Model Routing and Cursor's Relationship with AI Labs

Cursor does not train its own foundation models. It routes requests to Anthropic, OpenAI, and its own fine-tuned variants depending on task type. The routing logic is not public, but based on network traffic analysis published by independent researchers in late 2024, Cursor uses Claude 3.5 Sonnet as the primary model for conversational queries and multi-file reasoning, GPT-4o for Tab completions (where its training on code is better suited), and a proprietary fine-tuned smaller model for the shadow workspace validation loop.

Cursor's business model means it pays per token to these providers. At 5 million active users doing several hundred completions per day, the compute cost is substantial — which explains the $400 million raise. The company has indicated it is working on its own training infrastructure, but this is multi-year work. For now, Cursor's differentiation is architectural (the indexing, shadow workspace, routing layer) rather than model quality.

Privacy Mode and Enterprise Deployment

Cursor offers a Privacy Mode that disables codebase training data collection.

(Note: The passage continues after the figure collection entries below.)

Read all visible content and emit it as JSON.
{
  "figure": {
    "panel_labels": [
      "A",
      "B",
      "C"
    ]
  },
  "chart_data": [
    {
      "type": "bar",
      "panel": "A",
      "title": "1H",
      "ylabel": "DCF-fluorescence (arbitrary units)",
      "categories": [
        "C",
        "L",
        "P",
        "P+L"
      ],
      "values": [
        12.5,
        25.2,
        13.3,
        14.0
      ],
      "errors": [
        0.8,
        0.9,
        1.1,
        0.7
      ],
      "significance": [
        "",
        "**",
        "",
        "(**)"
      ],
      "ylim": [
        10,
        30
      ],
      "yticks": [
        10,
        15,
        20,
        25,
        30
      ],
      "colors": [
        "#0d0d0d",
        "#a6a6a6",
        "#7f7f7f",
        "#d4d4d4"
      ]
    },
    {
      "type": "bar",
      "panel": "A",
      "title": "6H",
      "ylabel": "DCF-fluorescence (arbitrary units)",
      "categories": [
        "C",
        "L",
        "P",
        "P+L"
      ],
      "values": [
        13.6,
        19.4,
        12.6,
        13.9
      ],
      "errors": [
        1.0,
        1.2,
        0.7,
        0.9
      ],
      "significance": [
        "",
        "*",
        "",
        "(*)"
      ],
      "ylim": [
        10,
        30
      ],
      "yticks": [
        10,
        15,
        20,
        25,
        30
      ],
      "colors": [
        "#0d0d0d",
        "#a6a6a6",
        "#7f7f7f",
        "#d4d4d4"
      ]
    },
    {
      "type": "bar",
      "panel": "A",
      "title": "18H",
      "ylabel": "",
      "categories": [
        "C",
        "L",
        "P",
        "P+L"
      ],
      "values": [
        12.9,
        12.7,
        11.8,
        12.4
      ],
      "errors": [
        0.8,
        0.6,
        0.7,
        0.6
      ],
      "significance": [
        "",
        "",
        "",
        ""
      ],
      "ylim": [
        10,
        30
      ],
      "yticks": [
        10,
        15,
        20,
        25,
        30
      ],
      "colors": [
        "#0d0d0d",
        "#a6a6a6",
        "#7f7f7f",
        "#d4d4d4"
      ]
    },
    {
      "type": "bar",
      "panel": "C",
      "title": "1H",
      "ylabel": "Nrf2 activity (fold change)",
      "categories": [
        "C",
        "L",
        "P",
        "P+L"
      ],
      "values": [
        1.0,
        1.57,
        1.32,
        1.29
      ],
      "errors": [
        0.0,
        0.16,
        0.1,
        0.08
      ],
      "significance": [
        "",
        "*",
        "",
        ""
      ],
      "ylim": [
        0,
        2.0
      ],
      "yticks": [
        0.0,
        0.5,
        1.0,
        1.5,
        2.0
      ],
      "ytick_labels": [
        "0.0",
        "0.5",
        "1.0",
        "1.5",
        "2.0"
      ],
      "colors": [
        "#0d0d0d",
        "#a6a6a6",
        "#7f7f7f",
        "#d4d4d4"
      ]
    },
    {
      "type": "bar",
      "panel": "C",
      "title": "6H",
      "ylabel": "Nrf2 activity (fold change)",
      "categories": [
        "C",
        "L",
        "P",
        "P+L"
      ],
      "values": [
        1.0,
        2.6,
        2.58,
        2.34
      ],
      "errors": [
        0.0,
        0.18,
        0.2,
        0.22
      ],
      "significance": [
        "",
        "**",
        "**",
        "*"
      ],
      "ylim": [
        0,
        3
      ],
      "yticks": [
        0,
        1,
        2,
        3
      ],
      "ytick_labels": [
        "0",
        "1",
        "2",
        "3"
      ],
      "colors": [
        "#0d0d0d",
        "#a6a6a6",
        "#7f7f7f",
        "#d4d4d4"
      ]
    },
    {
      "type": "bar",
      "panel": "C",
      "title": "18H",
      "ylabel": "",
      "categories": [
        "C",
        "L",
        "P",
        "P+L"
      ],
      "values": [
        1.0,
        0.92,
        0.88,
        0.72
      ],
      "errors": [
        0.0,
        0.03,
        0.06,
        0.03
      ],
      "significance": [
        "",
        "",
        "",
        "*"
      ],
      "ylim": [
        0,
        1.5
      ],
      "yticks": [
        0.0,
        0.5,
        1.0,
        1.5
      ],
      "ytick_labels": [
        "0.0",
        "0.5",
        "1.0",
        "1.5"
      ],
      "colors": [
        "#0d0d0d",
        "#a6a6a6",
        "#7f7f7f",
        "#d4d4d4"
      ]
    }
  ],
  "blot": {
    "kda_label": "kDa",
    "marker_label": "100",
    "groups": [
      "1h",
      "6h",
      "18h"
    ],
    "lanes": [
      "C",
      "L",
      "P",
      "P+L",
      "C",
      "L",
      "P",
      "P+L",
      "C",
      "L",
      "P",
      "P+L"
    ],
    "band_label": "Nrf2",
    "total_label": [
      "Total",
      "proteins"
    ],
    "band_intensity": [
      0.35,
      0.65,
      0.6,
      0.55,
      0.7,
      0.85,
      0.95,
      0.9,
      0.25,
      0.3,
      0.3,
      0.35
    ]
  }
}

In this mode, code is still sent to AI provider APIs for inference, but Cursor claims it does not store request/response pairs. For enterprise customers, a self-hosted option routes all inference through the customer's own API keys and optionally through a private network path.

The enterprise tier ($40/user/month) includes SOC 2 Type II compliance, SSO via Okta and Microsoft Entra, and audit logging. This is the tier Stripe and Shopify use. The compliance certification was completed in Q3 2024 — before which, Cursor was not broadly deployable at enterprises with strict data governance requirements.

What Cursor Doesn't Do Well (Yet)

Cursor's codebase indexing has a hard limit around 100,000 tokens of indexed context per query — roughly 75,000–100,000 lines of indexed code surfaced per request. For large monorepos with millions of lines, the relevant code may not be in the retrieved chunks, causing the same hallucination problems that simpler tools exhibit. The engineering team has discussed this as a known limitation in several developer forums.

Real-time collaboration is absent. Cursor is a single-user editor. Teams using it work in parallel on separate instances, which creates coordination problems on shared files that a traditional language server protocol setup handles naturally. JetBrains and VS Code both have better answers here. Cursor's product roadmap has mentioned "collaborative features" for 2025-2026 without specifics.

Actionable Takeaways

If you haven't set up codebase indexing: open Cursor settings and verify that "Codebase Indexing" is enabled (it is by default). Check the index status under Cursor > Settings > Features > Codebase Indexing. Large repos may need 5–10 minutes to fully index on first open.
For multi-file changes, use Composer mode (not Chat): Composer triggers the full speculative edit pipeline with shadow workspace validation. Chat mode uses a simpler single-pass approach. The quality difference is significant for refactoring tasks.
In Privacy Mode, your code still leaves your machine: it goes to Anthropic and OpenAI APIs. If you need truly local inference, Cursor's self-hosted enterprise path supports routing to locally-running Ollama instances — but this requires the enterprise tier.
For large monorepos: manually pin relevant files into context using @ mentions rather than relying solely on semantic search. The RAG retrieval is not perfect, and explicitly surfacing the right files improves output quality measurably.